A piece of poetic language isn’t an argument, exactly, but you can do something like steelmanning here as well.

When I read something like the Diamond Sutra, my mental model is something like a robot or machine with a bunch of joints.

Each sentence or idea could mean a lot of different things. It’s like a segment with a ball-and-socket joint and some degrees of freedom.  Put in another idea from the text and you add another piece of the robot, with its own degrees of freedom, but there’s a constraint now, based on the relationship of those ideas to each other.  (For example: I don’t know what the authors mean by the word “form”, but I can assume they’re using it consistently from one chapter to another.)  And my own prior knowledge and past experiences also constrain things: if I want the Diamond Sutra to click into the machine called “Sarah’s beliefs,” it has to be compatible with materialism (or at least represent some kind of subjective mental phenomenon encoded in our brains, which are made of cells and atoms.)

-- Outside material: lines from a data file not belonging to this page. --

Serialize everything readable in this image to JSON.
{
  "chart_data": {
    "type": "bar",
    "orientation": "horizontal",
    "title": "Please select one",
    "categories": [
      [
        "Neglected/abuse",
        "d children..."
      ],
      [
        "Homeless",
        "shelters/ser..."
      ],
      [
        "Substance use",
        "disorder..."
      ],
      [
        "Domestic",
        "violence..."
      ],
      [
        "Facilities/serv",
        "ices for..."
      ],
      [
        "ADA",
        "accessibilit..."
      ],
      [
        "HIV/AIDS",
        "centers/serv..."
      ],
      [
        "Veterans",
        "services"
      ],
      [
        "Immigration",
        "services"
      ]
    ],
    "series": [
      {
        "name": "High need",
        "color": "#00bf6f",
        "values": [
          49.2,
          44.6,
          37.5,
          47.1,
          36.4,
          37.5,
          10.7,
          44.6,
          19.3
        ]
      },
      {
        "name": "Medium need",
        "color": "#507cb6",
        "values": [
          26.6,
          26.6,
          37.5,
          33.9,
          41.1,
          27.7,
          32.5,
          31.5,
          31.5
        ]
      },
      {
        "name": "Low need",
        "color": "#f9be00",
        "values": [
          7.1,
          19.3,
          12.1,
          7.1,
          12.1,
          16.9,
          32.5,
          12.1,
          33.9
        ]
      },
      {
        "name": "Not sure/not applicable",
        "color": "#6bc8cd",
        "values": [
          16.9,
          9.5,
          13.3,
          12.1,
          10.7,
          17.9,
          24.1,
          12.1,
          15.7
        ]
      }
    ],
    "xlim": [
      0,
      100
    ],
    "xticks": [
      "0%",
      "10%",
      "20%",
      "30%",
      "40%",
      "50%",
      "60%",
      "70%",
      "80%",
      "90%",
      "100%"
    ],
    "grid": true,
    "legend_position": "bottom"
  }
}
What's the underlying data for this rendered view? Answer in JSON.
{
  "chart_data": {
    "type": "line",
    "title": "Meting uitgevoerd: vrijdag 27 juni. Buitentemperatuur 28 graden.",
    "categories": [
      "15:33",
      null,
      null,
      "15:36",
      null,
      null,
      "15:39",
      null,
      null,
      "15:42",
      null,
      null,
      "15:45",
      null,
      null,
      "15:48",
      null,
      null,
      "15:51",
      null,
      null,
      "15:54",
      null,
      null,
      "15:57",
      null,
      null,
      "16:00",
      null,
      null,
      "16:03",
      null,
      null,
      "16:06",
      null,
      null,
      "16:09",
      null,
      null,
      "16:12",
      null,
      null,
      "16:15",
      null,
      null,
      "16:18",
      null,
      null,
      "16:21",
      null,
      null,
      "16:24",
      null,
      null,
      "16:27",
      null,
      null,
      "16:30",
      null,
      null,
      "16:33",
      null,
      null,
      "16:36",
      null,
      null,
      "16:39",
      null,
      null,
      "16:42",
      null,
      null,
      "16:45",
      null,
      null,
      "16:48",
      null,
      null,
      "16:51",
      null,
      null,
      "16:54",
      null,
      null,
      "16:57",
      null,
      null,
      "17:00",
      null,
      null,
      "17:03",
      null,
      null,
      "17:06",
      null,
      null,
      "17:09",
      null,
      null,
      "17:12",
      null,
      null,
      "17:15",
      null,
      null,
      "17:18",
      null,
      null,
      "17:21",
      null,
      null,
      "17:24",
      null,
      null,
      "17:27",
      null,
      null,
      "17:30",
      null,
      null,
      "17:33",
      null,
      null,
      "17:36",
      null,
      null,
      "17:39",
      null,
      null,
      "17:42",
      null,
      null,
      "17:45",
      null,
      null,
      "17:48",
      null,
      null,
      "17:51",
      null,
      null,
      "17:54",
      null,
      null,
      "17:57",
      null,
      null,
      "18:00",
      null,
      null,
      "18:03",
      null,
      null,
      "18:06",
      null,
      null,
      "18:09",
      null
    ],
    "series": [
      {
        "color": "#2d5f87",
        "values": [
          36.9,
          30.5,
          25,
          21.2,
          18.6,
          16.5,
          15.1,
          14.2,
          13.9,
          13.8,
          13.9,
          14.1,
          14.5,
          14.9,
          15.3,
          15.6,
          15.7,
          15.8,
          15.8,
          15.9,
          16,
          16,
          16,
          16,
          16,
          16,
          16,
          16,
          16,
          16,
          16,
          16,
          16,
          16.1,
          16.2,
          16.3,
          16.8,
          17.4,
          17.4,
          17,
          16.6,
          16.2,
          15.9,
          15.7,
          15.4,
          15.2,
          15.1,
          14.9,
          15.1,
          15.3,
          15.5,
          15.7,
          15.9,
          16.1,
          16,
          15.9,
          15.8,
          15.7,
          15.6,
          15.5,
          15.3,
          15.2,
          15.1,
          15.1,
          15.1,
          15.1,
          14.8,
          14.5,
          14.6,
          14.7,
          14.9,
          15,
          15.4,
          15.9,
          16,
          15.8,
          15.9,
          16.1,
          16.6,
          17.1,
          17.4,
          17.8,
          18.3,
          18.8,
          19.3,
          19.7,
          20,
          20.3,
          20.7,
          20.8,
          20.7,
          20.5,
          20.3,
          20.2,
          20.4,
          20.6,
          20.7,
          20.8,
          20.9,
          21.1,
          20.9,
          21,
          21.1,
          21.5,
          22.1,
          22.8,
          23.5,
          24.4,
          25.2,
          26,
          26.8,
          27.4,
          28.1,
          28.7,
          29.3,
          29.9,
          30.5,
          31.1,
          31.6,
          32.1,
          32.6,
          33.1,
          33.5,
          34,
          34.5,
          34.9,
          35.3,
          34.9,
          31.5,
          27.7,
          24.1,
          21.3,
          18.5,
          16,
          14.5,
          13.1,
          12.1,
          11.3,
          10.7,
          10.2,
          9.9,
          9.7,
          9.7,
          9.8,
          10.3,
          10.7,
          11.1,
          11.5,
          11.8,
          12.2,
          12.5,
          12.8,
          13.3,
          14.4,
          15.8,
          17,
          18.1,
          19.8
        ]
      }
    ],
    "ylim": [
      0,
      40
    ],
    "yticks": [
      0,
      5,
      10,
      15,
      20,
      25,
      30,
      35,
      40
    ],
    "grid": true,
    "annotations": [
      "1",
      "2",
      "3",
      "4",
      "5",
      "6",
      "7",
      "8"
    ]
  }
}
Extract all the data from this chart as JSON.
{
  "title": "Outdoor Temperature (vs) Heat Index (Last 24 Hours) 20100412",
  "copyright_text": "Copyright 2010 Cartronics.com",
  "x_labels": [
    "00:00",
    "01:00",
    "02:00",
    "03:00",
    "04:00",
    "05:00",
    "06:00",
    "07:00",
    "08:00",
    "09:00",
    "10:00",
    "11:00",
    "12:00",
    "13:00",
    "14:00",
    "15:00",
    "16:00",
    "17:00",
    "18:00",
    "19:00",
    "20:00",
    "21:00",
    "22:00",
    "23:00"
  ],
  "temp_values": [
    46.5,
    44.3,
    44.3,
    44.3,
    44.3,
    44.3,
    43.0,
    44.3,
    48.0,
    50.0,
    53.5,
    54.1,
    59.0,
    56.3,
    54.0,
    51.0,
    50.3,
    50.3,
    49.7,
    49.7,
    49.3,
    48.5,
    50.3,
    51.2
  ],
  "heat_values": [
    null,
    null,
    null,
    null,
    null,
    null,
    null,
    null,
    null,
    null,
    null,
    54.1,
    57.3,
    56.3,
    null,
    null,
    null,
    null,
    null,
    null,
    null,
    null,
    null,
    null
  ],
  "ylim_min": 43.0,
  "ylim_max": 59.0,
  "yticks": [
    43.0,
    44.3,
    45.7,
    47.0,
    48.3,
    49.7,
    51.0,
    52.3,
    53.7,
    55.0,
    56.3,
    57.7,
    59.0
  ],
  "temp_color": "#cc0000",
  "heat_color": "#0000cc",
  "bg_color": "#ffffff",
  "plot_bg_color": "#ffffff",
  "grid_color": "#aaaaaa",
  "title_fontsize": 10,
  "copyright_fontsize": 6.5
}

If I read the whole thing and wiggle the joints around, sooner or later I’ll either get a sense of “yep, that works, I found an interpretation I can use” when things click into place, or “nope, that’s not actually consistent/meaningful” when I get some kind of contradiction.

I picture each segment of the machine as having a continuous range of motion. But the set of globally stable configurations of the whole machine is discrete. They click into place, or jam.

You can think of this with energy landscape or simulated-annealing metaphors. Or you can think of it with moduli space metaphors.

This gives me a way to think about mystical or hand-wavy notions that’s not just free-association or “it could mean anything”, which don’t give me enough structure.  There is structure, even when we’re talking about mysticism; concepts have relationships to other concepts, and some ways of fitting them together are kludgey while others are harmonious.

It can be useful to entertain ideas, to work out their consequences, before you accept or reject them.

And not just ideas. When I go to engage in a group activity like CFAR, the cognitive-science-based self-improvement workshop where I spent this weekend, I naturally fall into the state of provisionally accepting the frame of that group.  For the moment, I assumed that their techniques would work, engaged energetically with the exercises, and I’m waiting to evaluate the results objectively until after I’ve tried them.  My “machine” hasn’t clicked completely yet — there are still some parts of the curriculum I haven’t grokked or fit into place, and I obviously don’t know about the long-term effects on my life.  But I’m going to be wiggling the joints in the back of my mind until it does click or jam.  People who went into the workshop with a conventionally “skeptical” attitude, or who went in with something like an assumption that it could only mean one thing, tended to think they’d already seen the curriculum and it was mundane.

I’m not trying to argue for credulousness.  It’s more like a kind of radical doubt: being aware there are many possible meanings or models and that you may not have pinned down “the” single correct one yet.